C’è un video che sta diventando virale realizzato da un tiktoker di Aversa, Francesco Anna Riccio, un video che genera allarme e che si confuta in poche righe.
Nel breve video il signor Riccio, commerciante di elettronica, racconta ai suoi follower del traffico di bambini legato al traffico d’organi che starebbe prendendo piede in Italia. Riccio parte dai recenti casi di cronaca, tre (ma in realtà sono solo due) casi di tentati rapimenti di bambini, per sostenere che dietro ci sia un traffico d’organi. Tutto questo viene ingigantito da articoli come quello pubblicato dall’associazione Amici dei Bambini, che il 19 febbraio titolava:
Due tentativi di rapimento di bambini in pochi giorni: cosa sta succedendo?
La prima cosa da sottolineare appunto è che i casi sono solo due, Bergamo e Caivano; quello di Roma, citato comunque dal signor Riccio, si è rivelato essere tutt’altro.
Cosa è successo a Roma?
Ci spiega Roma Today:
Secondo quanto si apprende da fonti investigative, una baby sitter filippina di 35 anni, che parla solo inglese, è entrata quella mattina per errore nella scuola materna e, spaesata, è stata accompagnata dalla collaboratrice scolastica dalla maestra, alla quale ha mostrato la foto di due bambini. In realtà era la foto WhatsApp di qualche anno fa di due bambini che ora frequentano la scuola elementare e che si trovano nello stesso plesso, proprio accanto alla scuola.
Venendo agli altri due casi, l’unica cosa curiosa è la coincidenza che siano avvenuti a poca distanza di tempo. Ma si tratta per l’appunto di coincidenze. Non c’è una mente criminale comune dietro ai due casi, basterebbe leggere le cronache dei fatti per rendersene conto.
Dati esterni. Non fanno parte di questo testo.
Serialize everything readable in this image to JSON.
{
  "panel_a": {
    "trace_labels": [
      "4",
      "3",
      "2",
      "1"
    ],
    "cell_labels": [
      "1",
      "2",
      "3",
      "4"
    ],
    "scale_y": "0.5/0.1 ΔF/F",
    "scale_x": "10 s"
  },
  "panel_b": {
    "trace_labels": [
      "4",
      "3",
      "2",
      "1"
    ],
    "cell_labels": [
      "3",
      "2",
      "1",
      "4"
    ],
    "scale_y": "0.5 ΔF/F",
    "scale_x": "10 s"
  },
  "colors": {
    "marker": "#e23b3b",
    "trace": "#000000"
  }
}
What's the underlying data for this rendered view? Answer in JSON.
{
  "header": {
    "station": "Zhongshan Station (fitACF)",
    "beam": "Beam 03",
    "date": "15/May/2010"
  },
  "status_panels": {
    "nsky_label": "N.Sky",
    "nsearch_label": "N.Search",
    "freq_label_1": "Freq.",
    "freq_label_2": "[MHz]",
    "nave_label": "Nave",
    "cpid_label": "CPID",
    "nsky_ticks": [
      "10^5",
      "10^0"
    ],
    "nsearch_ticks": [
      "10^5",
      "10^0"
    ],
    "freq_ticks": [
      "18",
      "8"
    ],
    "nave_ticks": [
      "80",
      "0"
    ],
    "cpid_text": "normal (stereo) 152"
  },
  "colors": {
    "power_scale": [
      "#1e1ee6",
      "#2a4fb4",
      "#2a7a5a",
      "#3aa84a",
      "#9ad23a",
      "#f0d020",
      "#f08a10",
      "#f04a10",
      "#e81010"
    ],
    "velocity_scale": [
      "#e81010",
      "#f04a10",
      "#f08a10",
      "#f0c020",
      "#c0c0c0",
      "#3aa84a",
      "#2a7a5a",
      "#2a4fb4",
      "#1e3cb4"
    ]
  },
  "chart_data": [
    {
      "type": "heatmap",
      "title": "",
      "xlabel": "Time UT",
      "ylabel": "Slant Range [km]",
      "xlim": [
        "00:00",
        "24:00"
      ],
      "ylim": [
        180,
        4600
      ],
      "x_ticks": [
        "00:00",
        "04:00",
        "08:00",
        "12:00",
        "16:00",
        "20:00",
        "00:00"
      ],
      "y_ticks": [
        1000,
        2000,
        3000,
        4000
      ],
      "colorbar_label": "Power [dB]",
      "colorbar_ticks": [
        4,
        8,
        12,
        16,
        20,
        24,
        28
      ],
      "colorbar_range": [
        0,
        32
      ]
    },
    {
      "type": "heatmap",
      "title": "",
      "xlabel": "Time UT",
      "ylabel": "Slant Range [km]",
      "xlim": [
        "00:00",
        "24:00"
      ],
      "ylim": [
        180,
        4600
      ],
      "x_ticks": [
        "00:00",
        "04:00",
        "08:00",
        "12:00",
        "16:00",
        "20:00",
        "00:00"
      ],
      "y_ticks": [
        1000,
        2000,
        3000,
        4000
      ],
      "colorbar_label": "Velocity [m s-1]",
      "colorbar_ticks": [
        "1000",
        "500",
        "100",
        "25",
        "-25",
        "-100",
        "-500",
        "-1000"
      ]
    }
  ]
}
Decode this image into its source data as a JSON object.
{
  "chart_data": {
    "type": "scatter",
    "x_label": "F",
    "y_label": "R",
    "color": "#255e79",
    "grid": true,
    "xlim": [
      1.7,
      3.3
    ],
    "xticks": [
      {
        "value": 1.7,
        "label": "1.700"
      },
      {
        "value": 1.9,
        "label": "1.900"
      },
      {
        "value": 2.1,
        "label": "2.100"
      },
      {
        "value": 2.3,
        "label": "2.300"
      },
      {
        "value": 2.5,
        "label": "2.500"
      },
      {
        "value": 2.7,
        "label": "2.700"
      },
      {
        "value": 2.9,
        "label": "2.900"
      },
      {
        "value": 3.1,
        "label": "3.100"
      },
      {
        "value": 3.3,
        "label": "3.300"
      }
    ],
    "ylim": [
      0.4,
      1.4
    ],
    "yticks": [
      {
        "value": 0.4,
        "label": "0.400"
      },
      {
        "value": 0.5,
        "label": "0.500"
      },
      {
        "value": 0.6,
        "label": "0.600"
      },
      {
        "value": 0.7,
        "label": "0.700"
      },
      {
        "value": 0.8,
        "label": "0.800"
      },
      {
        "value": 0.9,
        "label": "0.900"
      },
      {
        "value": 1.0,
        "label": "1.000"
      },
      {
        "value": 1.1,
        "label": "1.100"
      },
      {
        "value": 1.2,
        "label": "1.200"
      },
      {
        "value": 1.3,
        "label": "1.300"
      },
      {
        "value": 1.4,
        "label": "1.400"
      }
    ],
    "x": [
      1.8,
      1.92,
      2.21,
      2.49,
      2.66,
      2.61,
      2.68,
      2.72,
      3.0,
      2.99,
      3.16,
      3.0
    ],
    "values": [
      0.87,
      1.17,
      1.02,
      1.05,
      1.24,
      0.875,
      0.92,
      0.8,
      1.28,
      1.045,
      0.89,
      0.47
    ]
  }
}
Cosa è successo a Caivano?
A Caivano a cercare di prendere un bambino è stato un 45enne ghanese sotto gli effetti dell’alcol. L’uomo avrebbe avvicinato la mamma del bambino dicendole “Questo non è tuo figlio” e avrebbe provato a prenderlo; un’amica della donna si è frapposta impendendo che vi fosse contatto, nel frattempo sono intervenute altre persone e l’uomo è fuggito. È stato poi ritrovato a breve distanza dalle forze dell’ordine, che l’hanno arrestato. Vi pare che un’organizzazione criminale che voglia mettere in piedi un traffico d’organi possa affidarsi a un senzatetto alcolizzato?
E a Bergamo?
Lì la vicenda, che ha portato alla rottura del femore della povera bimba, ha contorni lievemente diversi in quanto il soggetto, anch’esso arrestato subito, non pare fosse sotto l’effetto di alcol. Anche qui però abbiamo un senzatetto, 47enne, Emil Mortu, che si sarebbe giustificato sostenendo che credeva che fosse un peluche e non una bambina vera (Mortu secondo alcuni giornali, la maggioranza, sarebbe rumeno, secondo altri ucraino, a dimsotrazione che il giornalismo in Italia funziona un tanto al chilo) .
Ma quindi?
Non c’è nessun elemento che possa far pensare a null’altro che coincidenze, nessun elemento che possa far pensare a organizzazioni criminali che agiscono nell’ombra. Ma Riccio sfrutta la notizia per accrescere la propria viralità online, difatti se guardate i suoi video quello sui bambini e il traffico d’organi ha un numero di visualizzazioni di molte volte superiore a tutti gli altri da lui caricati.
Oltre 330mila visualizzazioni, quando quello che ne aveva generate di più ne ha meno di 35mila. Purtroppo cavalcare il sensazionalismo che parla alle pance premia molto di più che cercare di essere creativi e originali.